'Avengers: Age Of Ultron' builds its brand (and occasionally entertains)

Apr 29, 2015 at 1:00 am

Avengers: Age Of Ultron / B

One of the downsides of Marvel announcing its future slate of superhero movies so far in advance of their release dates is that their “phase one” blockbusters already seem to pale in comparison to the on-deck “phase two” installments. After all, how can writer-director Joss Whedon’s just-released Avengers: Age of Ultron possibly compare to 2018’s two-part Avengers: Infinity War? One is merely an age; the other tackles, well, infinity. One can only assume heaven and hell are on deck for “phase three.”

It’s understandable given the ridiculous juggling act on display in Age of Ultron — overstuffed with no less than a dozen superhumans threading their way through a trio of plotlines. The movie has just enough Whedonesque quips, banter, and character moments to make his presence felt (the best is when Thor’s teammates attempt, in turn, to lift his mighty hammer), but mostly features gargantuan fight scenes, crammed-in cameos, and corporate blueprinting for future sequels and spinoffs.

Nevertheless, it’ll make another billion and a half dollars, even if it is, as Tony Stark/Iron Man (Robert Downey Jr.) describes: “Eugene O’Neill long.”

Things kick off with an assault on the castle fortress of Baron Strucker (Thomas Kretschmann). Iron Man, Captain America (Chris Evans), Thor (Chris Hemsworth), the Hulk (Mark Ruffalo), Black Widow (Scarlett Johansson), and Hawkeye (Jeremy Renner) are out to capture the last of Hydra’s evil agents and retrieve the Staff of Loki hidden in his labs. Little do they know that the staff contains one of the Infinity Stones, powerful artifacts that will come into play in the next set of sequels. Also in Strucker’s employ are Wanda Maximoff, aka the Scarlet Witch (Elizabeth Olsen), and her super-speedy twin brother Pietro, aka Quicksilver (Aaron Taylor-Johnson). The siblings complicate the Avengers’ mission, and inadvertently inspire Stark to create the movie’s main nemesis.
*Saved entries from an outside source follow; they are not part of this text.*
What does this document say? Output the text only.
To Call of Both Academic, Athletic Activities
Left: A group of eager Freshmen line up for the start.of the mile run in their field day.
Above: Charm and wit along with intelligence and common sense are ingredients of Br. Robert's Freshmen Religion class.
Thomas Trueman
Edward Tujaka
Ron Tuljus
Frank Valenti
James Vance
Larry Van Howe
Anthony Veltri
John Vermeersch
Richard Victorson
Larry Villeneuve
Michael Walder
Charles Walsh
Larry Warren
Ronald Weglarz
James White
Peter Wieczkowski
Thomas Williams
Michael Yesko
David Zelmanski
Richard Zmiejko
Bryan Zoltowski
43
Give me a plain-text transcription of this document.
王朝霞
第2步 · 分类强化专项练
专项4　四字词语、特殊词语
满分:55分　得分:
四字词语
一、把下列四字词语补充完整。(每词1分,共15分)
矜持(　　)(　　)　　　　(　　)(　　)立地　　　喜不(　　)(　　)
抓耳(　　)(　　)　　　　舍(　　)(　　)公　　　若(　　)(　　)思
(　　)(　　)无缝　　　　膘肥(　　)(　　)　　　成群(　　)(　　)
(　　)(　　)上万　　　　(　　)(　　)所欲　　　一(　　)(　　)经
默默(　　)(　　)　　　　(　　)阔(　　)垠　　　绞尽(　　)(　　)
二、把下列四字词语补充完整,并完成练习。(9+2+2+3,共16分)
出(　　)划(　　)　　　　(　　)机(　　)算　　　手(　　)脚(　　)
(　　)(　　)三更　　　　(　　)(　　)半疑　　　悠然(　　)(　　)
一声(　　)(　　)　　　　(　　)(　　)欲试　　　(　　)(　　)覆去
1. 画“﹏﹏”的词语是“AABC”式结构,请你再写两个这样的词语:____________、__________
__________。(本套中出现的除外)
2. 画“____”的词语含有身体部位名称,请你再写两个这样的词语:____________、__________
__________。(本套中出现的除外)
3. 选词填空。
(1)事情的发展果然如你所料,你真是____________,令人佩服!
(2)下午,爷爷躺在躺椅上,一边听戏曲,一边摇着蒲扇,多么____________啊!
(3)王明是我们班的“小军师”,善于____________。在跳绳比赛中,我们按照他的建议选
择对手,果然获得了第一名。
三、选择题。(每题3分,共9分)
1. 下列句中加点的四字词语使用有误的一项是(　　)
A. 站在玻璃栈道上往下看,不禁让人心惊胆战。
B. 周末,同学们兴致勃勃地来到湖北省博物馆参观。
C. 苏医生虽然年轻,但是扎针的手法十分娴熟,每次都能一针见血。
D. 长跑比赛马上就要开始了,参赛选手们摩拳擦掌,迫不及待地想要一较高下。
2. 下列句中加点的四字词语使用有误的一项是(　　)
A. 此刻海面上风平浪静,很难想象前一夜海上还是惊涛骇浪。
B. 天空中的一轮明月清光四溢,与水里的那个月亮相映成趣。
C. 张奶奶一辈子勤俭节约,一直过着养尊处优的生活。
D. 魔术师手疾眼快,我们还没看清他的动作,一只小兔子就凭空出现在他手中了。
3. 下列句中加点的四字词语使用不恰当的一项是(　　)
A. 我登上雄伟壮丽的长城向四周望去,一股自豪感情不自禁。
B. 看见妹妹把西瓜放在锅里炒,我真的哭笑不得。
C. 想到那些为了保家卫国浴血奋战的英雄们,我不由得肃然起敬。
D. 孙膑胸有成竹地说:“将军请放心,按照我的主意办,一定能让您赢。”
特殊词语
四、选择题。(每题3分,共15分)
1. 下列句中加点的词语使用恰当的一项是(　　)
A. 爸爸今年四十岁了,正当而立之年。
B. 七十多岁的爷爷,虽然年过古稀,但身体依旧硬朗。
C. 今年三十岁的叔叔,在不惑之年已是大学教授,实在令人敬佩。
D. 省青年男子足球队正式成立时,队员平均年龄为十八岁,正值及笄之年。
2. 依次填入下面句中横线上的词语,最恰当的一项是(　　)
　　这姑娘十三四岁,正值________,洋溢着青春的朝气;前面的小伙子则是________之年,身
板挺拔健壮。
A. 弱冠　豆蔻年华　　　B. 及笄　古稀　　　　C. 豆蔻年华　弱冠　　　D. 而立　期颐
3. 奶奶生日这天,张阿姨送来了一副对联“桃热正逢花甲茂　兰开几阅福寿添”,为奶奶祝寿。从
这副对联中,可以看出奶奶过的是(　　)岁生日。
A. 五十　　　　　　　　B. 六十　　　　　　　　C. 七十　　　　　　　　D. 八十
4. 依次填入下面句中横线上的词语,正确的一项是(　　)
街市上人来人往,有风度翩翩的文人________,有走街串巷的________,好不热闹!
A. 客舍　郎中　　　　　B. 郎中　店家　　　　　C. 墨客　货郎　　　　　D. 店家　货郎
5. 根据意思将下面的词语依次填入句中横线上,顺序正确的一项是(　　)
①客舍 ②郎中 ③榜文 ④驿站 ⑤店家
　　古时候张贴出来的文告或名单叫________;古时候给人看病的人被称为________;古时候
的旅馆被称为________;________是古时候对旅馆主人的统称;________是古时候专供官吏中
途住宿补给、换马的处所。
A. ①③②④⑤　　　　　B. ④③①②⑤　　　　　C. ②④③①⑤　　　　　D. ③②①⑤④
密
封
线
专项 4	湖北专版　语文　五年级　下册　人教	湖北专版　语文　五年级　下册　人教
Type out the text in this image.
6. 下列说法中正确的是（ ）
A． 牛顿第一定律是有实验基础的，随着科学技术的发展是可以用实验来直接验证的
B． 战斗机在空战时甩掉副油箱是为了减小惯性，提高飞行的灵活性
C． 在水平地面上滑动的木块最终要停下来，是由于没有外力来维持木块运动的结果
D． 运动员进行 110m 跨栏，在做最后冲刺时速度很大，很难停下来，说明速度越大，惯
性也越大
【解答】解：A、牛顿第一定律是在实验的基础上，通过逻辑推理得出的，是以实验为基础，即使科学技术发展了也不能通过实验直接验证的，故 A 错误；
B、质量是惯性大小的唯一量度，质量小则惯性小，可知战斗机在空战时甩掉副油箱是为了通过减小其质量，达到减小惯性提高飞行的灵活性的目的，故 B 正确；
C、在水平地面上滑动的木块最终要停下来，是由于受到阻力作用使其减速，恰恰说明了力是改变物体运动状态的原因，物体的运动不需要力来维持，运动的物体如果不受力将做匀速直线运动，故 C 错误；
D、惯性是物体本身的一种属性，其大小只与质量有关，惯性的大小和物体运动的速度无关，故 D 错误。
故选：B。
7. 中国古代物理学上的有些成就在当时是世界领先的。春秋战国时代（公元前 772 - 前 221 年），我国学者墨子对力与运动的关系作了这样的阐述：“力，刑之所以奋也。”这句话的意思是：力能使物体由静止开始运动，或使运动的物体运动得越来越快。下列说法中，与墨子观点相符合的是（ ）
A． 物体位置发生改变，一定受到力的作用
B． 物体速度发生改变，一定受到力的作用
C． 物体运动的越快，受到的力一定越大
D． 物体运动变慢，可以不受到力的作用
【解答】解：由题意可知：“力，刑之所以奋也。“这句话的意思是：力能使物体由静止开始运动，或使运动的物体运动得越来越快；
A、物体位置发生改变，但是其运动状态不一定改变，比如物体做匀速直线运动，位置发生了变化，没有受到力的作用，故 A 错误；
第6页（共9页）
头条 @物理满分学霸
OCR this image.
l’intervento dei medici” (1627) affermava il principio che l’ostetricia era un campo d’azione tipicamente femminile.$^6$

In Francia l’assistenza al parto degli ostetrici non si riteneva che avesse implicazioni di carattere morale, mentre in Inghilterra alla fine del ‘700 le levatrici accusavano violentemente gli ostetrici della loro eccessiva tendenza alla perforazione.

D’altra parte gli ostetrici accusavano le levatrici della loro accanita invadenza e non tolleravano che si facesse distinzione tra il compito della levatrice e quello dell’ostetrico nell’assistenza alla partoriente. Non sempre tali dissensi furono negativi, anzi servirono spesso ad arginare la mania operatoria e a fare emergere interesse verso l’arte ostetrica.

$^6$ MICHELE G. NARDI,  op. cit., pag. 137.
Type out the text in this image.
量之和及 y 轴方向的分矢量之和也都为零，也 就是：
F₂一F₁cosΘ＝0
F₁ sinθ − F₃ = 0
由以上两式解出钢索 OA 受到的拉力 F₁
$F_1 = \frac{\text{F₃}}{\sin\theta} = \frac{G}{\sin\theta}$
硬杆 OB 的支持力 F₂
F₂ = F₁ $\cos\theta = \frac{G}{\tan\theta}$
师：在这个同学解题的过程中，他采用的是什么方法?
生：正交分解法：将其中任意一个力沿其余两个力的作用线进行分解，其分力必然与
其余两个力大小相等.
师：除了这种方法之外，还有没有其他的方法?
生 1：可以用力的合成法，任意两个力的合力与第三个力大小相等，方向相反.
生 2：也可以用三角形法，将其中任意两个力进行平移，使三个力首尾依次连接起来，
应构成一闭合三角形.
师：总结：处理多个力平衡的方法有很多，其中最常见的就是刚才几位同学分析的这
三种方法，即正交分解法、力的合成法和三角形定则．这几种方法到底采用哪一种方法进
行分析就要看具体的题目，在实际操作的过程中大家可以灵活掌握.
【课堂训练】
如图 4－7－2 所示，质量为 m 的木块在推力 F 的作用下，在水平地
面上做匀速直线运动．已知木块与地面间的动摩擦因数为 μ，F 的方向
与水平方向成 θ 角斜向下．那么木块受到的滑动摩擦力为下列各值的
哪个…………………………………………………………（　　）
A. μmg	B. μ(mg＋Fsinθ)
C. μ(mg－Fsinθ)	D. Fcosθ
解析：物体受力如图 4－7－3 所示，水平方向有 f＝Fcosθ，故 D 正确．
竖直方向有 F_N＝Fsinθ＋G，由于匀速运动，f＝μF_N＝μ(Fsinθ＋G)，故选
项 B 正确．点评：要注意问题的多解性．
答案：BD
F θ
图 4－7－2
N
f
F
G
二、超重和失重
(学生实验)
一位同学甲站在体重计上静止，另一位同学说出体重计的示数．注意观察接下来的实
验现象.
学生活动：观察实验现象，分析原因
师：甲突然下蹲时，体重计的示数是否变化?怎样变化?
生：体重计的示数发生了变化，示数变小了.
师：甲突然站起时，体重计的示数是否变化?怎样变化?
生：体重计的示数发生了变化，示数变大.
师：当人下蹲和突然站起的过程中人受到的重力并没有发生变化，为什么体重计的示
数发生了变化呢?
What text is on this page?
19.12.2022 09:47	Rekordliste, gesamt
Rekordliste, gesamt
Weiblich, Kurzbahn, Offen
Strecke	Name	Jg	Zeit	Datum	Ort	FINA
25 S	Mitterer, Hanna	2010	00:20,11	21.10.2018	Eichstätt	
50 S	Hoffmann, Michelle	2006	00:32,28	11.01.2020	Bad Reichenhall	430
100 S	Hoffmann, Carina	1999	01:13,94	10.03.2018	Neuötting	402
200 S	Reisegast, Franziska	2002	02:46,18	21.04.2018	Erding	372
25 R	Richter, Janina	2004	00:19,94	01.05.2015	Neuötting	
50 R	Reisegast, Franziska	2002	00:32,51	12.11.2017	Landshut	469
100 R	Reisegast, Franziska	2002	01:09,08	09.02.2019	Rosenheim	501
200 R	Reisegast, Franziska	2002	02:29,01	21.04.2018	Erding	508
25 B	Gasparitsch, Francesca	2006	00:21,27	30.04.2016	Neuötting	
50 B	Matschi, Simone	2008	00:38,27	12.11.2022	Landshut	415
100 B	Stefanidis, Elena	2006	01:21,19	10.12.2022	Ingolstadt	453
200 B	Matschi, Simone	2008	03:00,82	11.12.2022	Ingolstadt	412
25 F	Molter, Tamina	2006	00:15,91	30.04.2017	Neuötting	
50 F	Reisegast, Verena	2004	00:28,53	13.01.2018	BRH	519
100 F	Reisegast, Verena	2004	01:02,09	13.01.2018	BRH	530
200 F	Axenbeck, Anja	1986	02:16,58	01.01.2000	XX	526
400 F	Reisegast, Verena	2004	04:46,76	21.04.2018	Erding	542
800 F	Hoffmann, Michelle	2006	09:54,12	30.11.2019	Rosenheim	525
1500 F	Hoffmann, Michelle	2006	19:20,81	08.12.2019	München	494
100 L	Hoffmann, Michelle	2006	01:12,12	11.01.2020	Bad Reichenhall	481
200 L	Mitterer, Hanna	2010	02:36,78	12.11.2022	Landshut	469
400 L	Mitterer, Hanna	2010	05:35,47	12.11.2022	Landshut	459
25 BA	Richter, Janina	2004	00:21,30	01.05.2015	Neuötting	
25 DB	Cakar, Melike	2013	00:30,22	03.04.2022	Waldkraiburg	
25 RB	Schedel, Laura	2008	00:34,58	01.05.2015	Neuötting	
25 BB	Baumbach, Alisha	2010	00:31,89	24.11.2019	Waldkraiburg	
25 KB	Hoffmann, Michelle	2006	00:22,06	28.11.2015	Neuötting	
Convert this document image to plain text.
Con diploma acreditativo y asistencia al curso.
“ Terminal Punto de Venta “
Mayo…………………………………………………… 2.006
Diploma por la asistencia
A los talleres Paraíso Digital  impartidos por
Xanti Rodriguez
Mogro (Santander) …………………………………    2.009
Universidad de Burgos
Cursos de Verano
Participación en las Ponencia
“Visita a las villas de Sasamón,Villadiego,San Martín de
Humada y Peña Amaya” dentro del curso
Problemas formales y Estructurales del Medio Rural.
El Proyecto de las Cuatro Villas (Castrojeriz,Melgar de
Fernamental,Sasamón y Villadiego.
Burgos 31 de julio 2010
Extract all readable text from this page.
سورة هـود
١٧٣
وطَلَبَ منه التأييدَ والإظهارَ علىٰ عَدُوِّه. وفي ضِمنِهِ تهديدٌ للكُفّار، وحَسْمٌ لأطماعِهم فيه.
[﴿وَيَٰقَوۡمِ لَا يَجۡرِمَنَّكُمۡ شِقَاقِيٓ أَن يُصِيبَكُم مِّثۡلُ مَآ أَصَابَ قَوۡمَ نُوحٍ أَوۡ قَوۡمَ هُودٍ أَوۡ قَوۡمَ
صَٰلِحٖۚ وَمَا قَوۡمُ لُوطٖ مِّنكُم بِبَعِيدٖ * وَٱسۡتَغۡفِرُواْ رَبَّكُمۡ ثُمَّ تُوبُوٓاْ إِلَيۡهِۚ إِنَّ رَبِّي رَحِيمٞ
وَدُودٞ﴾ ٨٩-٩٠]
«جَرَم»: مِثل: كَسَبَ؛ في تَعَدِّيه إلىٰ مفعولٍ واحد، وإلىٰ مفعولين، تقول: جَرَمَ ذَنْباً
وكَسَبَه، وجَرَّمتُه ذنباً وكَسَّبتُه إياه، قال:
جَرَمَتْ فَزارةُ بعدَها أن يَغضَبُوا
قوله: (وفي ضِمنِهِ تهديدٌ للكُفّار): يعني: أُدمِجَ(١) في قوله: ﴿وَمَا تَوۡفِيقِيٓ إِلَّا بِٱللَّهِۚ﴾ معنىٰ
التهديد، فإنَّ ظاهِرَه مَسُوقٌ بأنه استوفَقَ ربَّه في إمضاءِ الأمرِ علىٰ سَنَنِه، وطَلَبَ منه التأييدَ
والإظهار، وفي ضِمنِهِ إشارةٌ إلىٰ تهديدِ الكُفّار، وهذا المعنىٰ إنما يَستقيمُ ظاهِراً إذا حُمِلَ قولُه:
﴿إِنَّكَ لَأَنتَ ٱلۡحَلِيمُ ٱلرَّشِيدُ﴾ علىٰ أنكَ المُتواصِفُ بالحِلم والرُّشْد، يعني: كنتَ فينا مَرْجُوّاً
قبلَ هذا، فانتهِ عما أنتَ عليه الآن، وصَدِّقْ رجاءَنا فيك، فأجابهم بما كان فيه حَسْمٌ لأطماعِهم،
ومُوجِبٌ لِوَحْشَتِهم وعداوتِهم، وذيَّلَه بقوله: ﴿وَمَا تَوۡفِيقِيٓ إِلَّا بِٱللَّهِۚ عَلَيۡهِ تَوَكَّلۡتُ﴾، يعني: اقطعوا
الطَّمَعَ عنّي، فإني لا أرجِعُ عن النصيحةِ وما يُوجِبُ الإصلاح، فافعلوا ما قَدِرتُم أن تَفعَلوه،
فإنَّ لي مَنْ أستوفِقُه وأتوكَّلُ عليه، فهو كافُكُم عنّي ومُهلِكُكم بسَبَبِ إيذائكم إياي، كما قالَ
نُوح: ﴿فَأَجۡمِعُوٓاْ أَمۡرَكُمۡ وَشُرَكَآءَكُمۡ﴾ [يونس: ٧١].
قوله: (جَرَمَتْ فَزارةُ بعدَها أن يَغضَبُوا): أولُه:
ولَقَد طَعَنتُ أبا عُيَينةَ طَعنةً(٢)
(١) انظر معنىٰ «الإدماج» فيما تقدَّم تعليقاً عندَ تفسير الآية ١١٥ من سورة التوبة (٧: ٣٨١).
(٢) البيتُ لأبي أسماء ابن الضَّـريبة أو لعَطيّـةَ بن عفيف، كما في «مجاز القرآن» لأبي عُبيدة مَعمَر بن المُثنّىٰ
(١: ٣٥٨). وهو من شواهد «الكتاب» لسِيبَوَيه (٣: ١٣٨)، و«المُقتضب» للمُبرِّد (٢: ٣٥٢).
You see, Wanda’s mind powers cause her foes to live their worse fears, and Stark, foreseeing the demise of humanity, decides that Loki’s staff must be used to power a defense system that will protect the Earth against an alien attack.

Instead, his by-any-means-necessary hubris gives rise to Ultron (brilliantly voiced by a droll James Spader), an artificial intelligence that decides that mankind is actually Earth’s greatest threat. Using spare Iron Man parts, Ultron constructs a badass robot body for itself, builds a mechanical army, teams with Scarlet Witch and Quicksilver, and recites lyrics from “I’ve Got No Strings,” a song featured in Disney’s Pinocchio (apparently, even genocidal robots believe in corporate synergy).

There are fights in an Eastern European forest, at Avengers tower, on a freeway, in the streets of Johannesburg (an enraged Hulk versus a Hulkbusting Iron Man), and, in the finale, around and atop a floating city. Super sidekicks like Rhodey/War Machine (Don Cheadle) and the Falcon (Anthony Mackie), along with Nick Fury (Samuel L. Jackson), Stellan Skarsgård’s Dr. Selvig, and newly minted android the Vision (Paul Bettany) — nee J.A.R.V.I.S. — all get thrown into the convoluted mix.

Needless to say, the various characters all jostle for attention, with Hawkeye, improbably, emerging with the most intact through-line. Natasha (Black Widow) and Bruce (the Hulk) smolder with romantic longing, sentient robots muse on the nature of humanity, and each member of the team gets a well-timed zinger and single spark of emotion as the next sequel-friendly plot device kicks in. The mayhem is occasionally clever but, functionally, Whedon is serving Disney’s branding schemes first and his story and characters second.

What he does manage to shoehorn into this noisy spectacle is the geeky grandeur of comic book quirk, and the heartfelt notion that ideals and intentions, not superpowers, are what make the hero. It’s a sentiment voiced by Hawkeye — who is all too aware that a dude with a bow and arrow seems ridiculous alongside gods and robots and monsters — and in Captain America’s rallying cry against Ultron, who sees humanity as worthy of only extinction: “This isn’t just about defeating him. This is about whether he’s right.”

For the fans who remember what it was like to page through heavily inked newsprint to witness colorfully costumed superheroes fire laser beams from their forehead at skull-faced bad guys and still protect the innocent from harm, Avengers: Age of Ultron is an old timey ode to what made comic books great. Thor’s teammates may not have what it takes to lift his hammer, but they’re plenty worthy enough to be called heroes.